ALS, Rigsarkivet, Copenhagen; LB, DLC:GW.

Gabriel-Mathieu (Guillaume-Mathieu), Comte Dumas (1753–1837), who served with Rochambeau in America in 1781–82, was one of the members of the Council of Elders who was arrested in the Directory’s coup d’état of 18 Fructidor (4 Sept. 1797). Dumas replied to GW’s letter on 27 Feb. 1798 from exile in Holstein. See also Marshall to GW, 22 June 1798.

1The translation for GW of the letter that Dumas wrote to GW from Paris on 24 Jan. reads: “My general[,] General Pinkney to whom I am obliged for information on your excellency’s health will be so kind as to forward to you with this packet the hommage of my respect and of my grateful remembrance. I beg of you to accept of this short pamphlet on our military and political situation as a witness of my sentiments.
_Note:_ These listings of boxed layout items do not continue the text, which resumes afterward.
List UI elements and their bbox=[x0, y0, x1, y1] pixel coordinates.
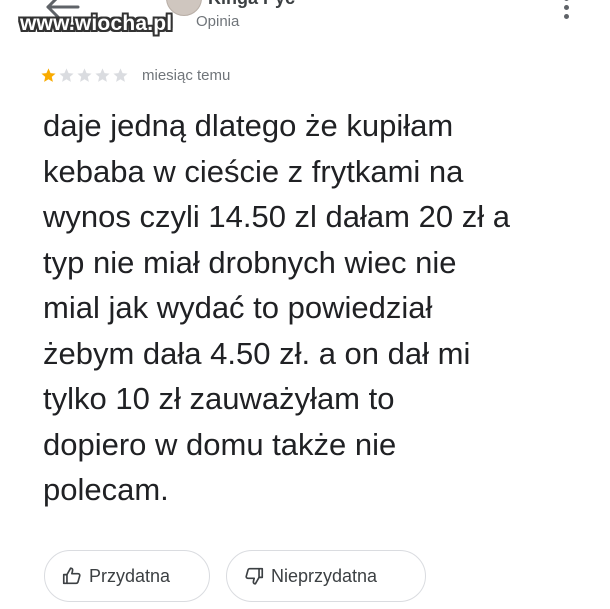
star-empty-icon bbox=[77, 67, 92, 82]
more-vert-icon bbox=[563, 0, 569, 1]
unhelpful-button[interactable]: Nieprzydatna bbox=[226, 550, 426, 602]
helpful-label: Przydatna bbox=[89, 565, 171, 586]
review-actions: Przydatna Nieprzydatna bbox=[44, 550, 426, 602]
thumb-up-icon bbox=[62, 567, 81, 585]
rating-row: miesiąc temu bbox=[40, 64, 230, 86]
watermark: www.wiocha.pl bbox=[20, 12, 173, 35]
review-kind-label: Opinia bbox=[196, 13, 240, 30]
review-header: Kinga Pyc Opinia www.wiocha.pl bbox=[0, 0, 610, 46]
star-empty-icon bbox=[113, 67, 128, 82]
unhelpful-label: Nieprzydatna bbox=[271, 565, 378, 586]
star-filled-icon bbox=[41, 67, 56, 82]
review-text: daje jedną dlatego że kupiłam kebaba w c… bbox=[43, 108, 510, 507]
star-rating bbox=[40, 67, 130, 84]
review-time: miesiąc temu bbox=[142, 66, 231, 84]
thumb-down-icon bbox=[245, 567, 264, 585]
author-name[interactable]: Kinga Pyc bbox=[208, 0, 295, 9]
more-options-button[interactable] bbox=[556, 0, 576, 22]
star-empty-icon bbox=[95, 67, 110, 82]
helpful-button[interactable]: Przydatna bbox=[44, 550, 210, 602]
star-empty-icon bbox=[59, 67, 74, 82]
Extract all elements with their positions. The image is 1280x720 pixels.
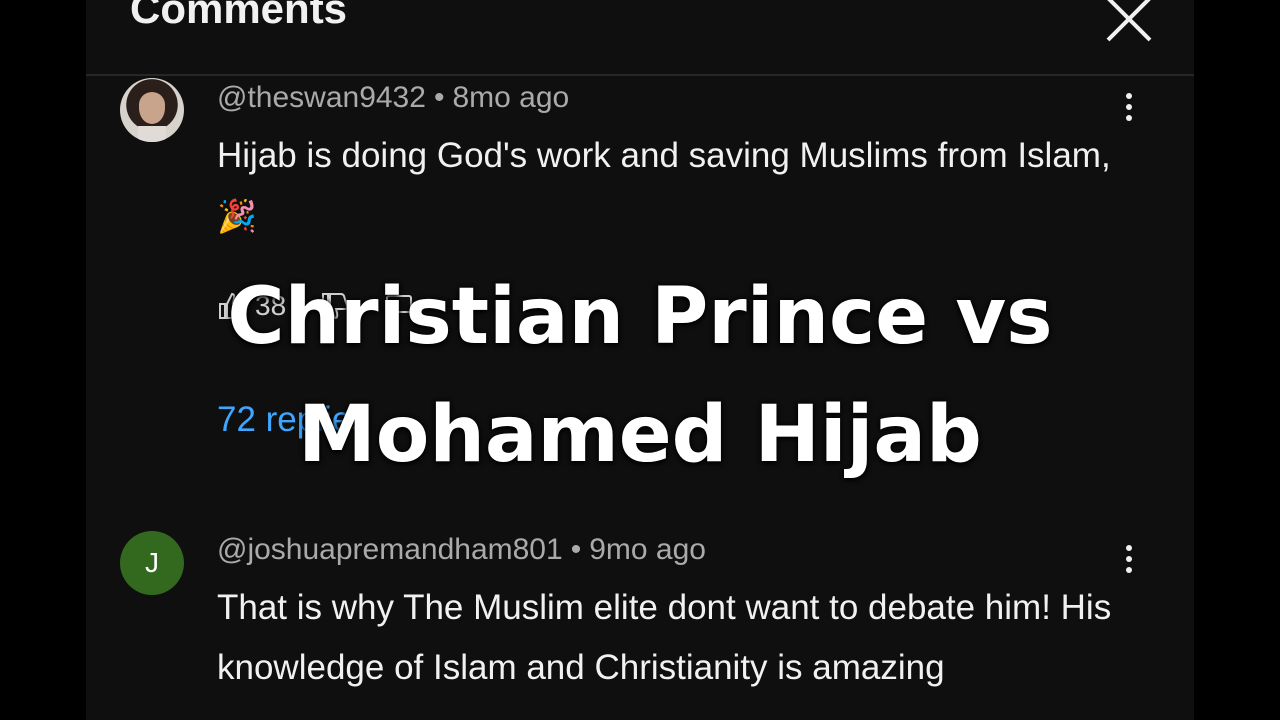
thumbs-up-icon	[219, 292, 246, 319]
comment-meta: @theswan9432 • 8mo ago	[217, 80, 569, 116]
view-replies-link[interactable]: 72 replies	[217, 400, 369, 440]
like-count: 38	[255, 290, 287, 321]
comments-panel: Comments @theswan9432 • 8mo ago Hijab is…	[86, 0, 1194, 720]
comment-text: That is why The Muslim elite dont want t…	[217, 588, 1112, 687]
close-button[interactable]	[1102, 0, 1156, 46]
thumbs-down-icon	[322, 293, 349, 320]
avatar-letter: J	[145, 547, 159, 578]
reply-button[interactable]	[384, 291, 414, 321]
comment-text: Hijab is doing God's work and saving Mus…	[217, 126, 1137, 246]
like-button[interactable]: 38	[217, 290, 286, 322]
avatar[interactable]	[120, 78, 184, 142]
party-popper-icon: 🎉	[217, 198, 257, 234]
close-icon	[1106, 0, 1152, 42]
avatar-photo-icon	[134, 90, 170, 142]
dislike-button[interactable]	[320, 291, 350, 321]
meta-separator: •	[433, 81, 445, 114]
panel-title: Comments	[130, 0, 348, 32]
video-frame: Comments @theswan9432 • 8mo ago Hijab is…	[0, 0, 1280, 720]
comment-body: Hijab is doing God's work and saving Mus…	[217, 136, 1111, 175]
comment-meta: @joshuapremandham801 • 9mo ago	[217, 532, 706, 568]
reply-icon	[386, 295, 413, 321]
comment-actions: 38	[217, 284, 448, 328]
comment-author[interactable]: @joshuapremandham801	[217, 533, 563, 566]
comment-time: 8mo ago	[452, 81, 570, 114]
comment-time: 9mo ago	[589, 533, 706, 566]
comment-author[interactable]: @theswan9432	[217, 81, 426, 114]
avatar[interactable]: J	[120, 531, 184, 595]
comments-header: Comments	[86, 0, 1194, 76]
meta-separator: •	[570, 533, 582, 566]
Your excellency will acknowledge in it the effect of your lessons and perhaps also the caracter of the true public opinion in France. I beg of you to preserve for the true friends of the common cause of the Liberty of both nations your particular esteem of which they will always endeavour to be worthy. the last news we have received from general Lafayette and his unfortunate companions are not more satisfactory than those we had before his health is very much impaired as well as that of his virtuous and respectable wife. we are in hope that peace unavoidable even on account of the exhausted state of the belligerent powers will give us both in and out of our own country means to serve effectually our friend. General Rochambeau is still at his country seat near Vendome. he enjoys there a tolerable good health considering his great age, and reckons as well as his military family amongst his most dear and glorious remembrances that of the time we had the honor to serve under your command” (DLC:GW; the original letter, in French, is in the Gratz Collection, PHi). On 25 Jan. 1797 Charles Cotesworth Pinckney wrote: “Genl Dumas requested that I would forward to you, the pacquet contained in this enclosure. It shews his sentiments on the last Campaign & on the present situation of this Country with regard to Peace. He was in Count Rochambeau’s army in America, & was the particular friend of Fayette, he had also the honour of being known to you”(DLC:GW). Dumas wrote and published his mémoires a number of years later.

2George Washington Motier Lafayette (1779–1849) and his tutor, Felix Frestel, who had been with the Washingtons since April 1796, accompanied them from Philadelphia to Mount Vernon in March 1797. The Frenchmen remained at Mount Vernon until October when they left for New York and set sail for Europe.

3The last letter that GW had received from his friend Rochambeau (Jean-Bap tiste-Donatien, comte de Rochambeau; 1725–1807) was dated 11 April 1790. On 10 Oct. 1797 Paul Ferdinand Fevot enclosed a (missing) letter from Rochambeau to GW and told GW of a visit he had made to the old soldier.

4Francis Dana (1743–1811), chief justice of the Massachusetts Supreme Judicial Court, was nominated by President John Adams on 31 May along with John Marshall and Charles Cotesworth Pinckney to be a member of the new mission to France. Upon Dana’s declining the appointment, Elbridge Gerry replaced him.